¿Es posible ganar 1kg de grasa en 24-48 Horas?
No, no es fisiológicamente probable ganar 1kg de grasa en 24-48 horas.
Y sin embargo, es una situación muy habitual.
Fin de semana con eventos sociales, comidas fuera, más sal, más carbohidratos, quizá alcohol. El lunes por la mañana la báscula marca 1–2 kg más.
La interpretación inmediata suele ser: “He engordado.”
Desde un punto de vista fisiológico, esta conclusión rara vez es correcta. Para comprenderlo, es necesario diferenciar entre aumento de grasa corporal y variaciones agudas de peso por retención hídrica y cambios metabólicos transitorios.
1. Cuánta energía se necesita para ganar 1 kg de grasa
El tejido adiposo almacena aproximadamente 7.000–7.700 kcal por kilogramo.
Para ganar 1 kg de grasa corporal real sería necesario generar un superávit energético acumulado en ese rango, es decir, consumir esa cantidad por encima del gasto energético total.
En términos prácticos:
No basta con “comer más”.
No basta con un día alto en calorías.
No basta con un fin de semana flexible.
Se requeriría un exceso calórico elevado y sostenido durante varios días (o semanas), algo que no suele producirse en un evento social aislado.
Por tanto, un aumento brusco de 1–2 kg en 24–48 horas no corresponde fisiológicamente a ganancia de grasa corporal.
2. Qué está aumentando realmente el peso
Cuando la báscula sube de forma rápida, el origen suele ser multifactorial.
A. Repleción de glucógeno y agua asociada
El glucógeno es la forma en que almacenamos carbohidratos en hígado y músculo. Cada gramo de glucógeno se almacena junto a aproximadamente 3–4 gramos de agua.
Si durante el fin de semana se consumen más carbohidratos de lo habitual:
Se rellenan depósitos de glucógeno.
Aumenta el agua intracelular.
El peso corporal sube.
Este incremento es funcional y reversible.
B. Mayor ingesta de sodio
Las comidas fuera de casa suelen contener mayor cantidad de sal.
El sodio favorece la retención de líquidos para mantener el equilibrio osmótico. Esto puede traducirse en aumentos rápidos de peso por retención extracelular.
Esta retención suele normalizarse en 24–72 horas cuando se retoma la alimentación habitual.
C. Aumento del volumen digestivo
Un mayor volumen de comida implica:
Más contenido gastrointestinal.
Mayor peso temporal.
Digestión más prolongada.
No todo lo que refleja la báscula corresponde a tejido corporal.

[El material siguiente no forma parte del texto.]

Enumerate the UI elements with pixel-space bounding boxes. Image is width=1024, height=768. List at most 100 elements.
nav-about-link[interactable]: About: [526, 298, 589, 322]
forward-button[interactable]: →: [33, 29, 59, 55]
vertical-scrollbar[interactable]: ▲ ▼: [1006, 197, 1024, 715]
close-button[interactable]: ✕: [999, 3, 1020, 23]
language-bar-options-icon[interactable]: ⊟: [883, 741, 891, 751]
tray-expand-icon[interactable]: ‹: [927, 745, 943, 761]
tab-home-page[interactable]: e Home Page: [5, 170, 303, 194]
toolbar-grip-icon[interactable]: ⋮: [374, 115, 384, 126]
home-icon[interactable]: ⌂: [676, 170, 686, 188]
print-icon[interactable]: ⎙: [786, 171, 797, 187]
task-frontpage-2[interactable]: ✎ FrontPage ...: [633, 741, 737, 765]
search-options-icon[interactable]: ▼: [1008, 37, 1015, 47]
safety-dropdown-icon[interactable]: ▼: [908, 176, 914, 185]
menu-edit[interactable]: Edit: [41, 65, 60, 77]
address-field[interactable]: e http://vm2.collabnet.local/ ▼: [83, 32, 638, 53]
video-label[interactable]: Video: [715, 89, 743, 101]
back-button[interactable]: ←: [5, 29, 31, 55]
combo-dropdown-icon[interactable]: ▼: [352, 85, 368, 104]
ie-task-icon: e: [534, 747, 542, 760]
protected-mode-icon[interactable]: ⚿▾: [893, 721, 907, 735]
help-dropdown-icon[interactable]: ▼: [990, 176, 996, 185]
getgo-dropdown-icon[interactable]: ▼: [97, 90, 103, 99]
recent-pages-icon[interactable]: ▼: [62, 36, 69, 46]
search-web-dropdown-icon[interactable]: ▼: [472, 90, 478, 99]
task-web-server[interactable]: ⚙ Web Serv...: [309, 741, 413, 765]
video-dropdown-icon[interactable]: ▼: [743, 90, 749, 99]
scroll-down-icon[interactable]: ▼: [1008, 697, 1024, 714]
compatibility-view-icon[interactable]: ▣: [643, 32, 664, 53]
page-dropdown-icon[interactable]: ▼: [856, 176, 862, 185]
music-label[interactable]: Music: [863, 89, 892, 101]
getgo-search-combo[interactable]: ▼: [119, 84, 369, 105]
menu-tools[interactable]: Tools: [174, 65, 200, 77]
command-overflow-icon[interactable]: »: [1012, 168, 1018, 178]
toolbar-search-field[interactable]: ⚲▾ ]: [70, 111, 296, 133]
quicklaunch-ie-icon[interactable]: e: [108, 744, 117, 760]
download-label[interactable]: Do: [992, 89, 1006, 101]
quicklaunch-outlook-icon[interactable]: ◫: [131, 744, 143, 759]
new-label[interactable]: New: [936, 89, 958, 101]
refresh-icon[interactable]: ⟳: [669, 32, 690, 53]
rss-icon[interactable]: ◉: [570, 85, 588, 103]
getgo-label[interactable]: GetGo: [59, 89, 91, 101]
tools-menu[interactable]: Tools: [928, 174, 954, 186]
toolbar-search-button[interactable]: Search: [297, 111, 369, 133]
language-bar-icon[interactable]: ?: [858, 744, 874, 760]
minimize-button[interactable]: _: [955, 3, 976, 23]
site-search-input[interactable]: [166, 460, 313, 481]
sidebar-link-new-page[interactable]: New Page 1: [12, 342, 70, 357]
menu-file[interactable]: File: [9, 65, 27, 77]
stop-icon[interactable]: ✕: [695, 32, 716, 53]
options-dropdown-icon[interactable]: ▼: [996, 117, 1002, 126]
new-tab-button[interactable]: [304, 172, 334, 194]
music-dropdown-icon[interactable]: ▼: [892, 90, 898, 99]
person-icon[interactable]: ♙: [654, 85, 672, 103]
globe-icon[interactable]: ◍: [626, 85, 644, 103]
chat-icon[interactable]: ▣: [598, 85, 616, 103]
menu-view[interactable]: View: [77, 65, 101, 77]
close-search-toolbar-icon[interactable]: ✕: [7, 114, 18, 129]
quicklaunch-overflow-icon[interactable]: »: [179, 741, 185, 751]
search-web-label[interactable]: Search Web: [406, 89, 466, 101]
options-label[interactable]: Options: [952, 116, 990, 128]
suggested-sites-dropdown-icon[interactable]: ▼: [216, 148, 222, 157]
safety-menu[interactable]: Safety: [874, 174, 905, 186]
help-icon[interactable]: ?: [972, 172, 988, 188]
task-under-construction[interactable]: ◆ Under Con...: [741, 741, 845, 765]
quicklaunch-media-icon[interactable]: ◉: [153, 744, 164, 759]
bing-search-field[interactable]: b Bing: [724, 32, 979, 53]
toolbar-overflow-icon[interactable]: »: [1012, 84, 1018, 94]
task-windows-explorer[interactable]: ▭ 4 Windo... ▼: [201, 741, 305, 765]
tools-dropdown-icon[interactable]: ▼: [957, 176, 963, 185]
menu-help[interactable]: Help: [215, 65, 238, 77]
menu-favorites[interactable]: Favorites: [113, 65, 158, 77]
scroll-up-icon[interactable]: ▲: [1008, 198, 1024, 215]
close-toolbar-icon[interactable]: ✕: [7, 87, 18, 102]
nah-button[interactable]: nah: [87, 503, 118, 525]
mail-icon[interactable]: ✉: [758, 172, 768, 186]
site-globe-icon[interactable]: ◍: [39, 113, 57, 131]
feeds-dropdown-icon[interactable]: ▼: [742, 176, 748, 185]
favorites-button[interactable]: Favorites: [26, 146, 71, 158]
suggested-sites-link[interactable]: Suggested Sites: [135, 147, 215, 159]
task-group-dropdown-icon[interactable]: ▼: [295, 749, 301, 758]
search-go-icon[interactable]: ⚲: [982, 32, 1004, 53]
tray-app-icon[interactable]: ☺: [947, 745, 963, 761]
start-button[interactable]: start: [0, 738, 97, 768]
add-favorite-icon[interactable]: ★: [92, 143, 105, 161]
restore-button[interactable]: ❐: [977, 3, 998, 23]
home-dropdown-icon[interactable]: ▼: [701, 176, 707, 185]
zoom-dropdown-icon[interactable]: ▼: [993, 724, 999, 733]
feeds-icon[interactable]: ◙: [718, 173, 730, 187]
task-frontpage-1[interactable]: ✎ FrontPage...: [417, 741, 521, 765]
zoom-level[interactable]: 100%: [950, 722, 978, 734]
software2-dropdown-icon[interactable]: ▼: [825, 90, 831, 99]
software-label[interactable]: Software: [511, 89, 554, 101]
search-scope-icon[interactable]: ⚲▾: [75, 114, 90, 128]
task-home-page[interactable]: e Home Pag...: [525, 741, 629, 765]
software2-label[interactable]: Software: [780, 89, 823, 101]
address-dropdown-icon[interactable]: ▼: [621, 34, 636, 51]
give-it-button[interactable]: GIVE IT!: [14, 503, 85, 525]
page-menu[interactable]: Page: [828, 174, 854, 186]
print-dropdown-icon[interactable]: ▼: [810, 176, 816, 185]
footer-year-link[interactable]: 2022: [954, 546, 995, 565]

D. Estrés fisiológico transitorio
Alcohol, alteraciones del sueño o ruptura de la rutina pueden elevar transitoriamente el cortisol. El cortisol favorece la retención hídrica y puede generar sensación de hinchazón.
Nuevamente, hablamos de cambios temporales.
3. El error más frecuente: la reacción compensatoria
Paradójicamente, el mayor impacto negativo no suele venir del fin de semana, sino de la respuesta del lunes.
Conductas frecuentes:
Restricción calórica excesiva.
Saltarse comidas.
Cardio como castigo.
Aumento desproporcionado del ejercicio.
Abandono del proceso por frustración.
Estas estrategias elevan el estrés fisiológico, alteran el apetito y dificultan la regulación hormonal, generando ciclos de restricción y descontrol que sí pueden interferir con la pérdida de grasa a medio plazo.
4. Qué hacer ante una subida puntual de peso
La estrategia adecuada es simple y basada en fisiología:
Retomar la estructura habitual de alimentación.
Priorizar proteína y alimentos frescos.
Mantener movimiento regular (idealmente entrenamiento de fuerza).
Hidratarse con normalidad.
Dormir adecuadamente.
En la mayoría de los casos, el peso se normaliza en 48–72 horas.
El cuerpo posee mecanismos eficaces de autorregulación cuando no se ve sometido a extremos.
5. Una reflexión final
La pérdida de grasa no se define por variaciones de 24 horas, sino por tendencias sostenidas en el tiempo. Confundir retención hídrica con ganancia de grasa genera ansiedad innecesaria y conduce a decisiones impulsivas.
Comprender la fisiología detrás de estos cambios permite:
Reducir la frustración.
Evitar compensaciones perjudiciales.
Mantener la coherencia en el proceso.
La báscula puede cambiar rápidamente. El tejido adiposo, no.
Y entender esta diferencia es clave para sostener cualquier proceso de mejora corporal con equilibrio y criterio.
Si esto te ocurre con frecuencia, quizá no necesitas más restricción, sino más comprensión de cómo funciona tu cuerpo. Espero que esta información te sea útil.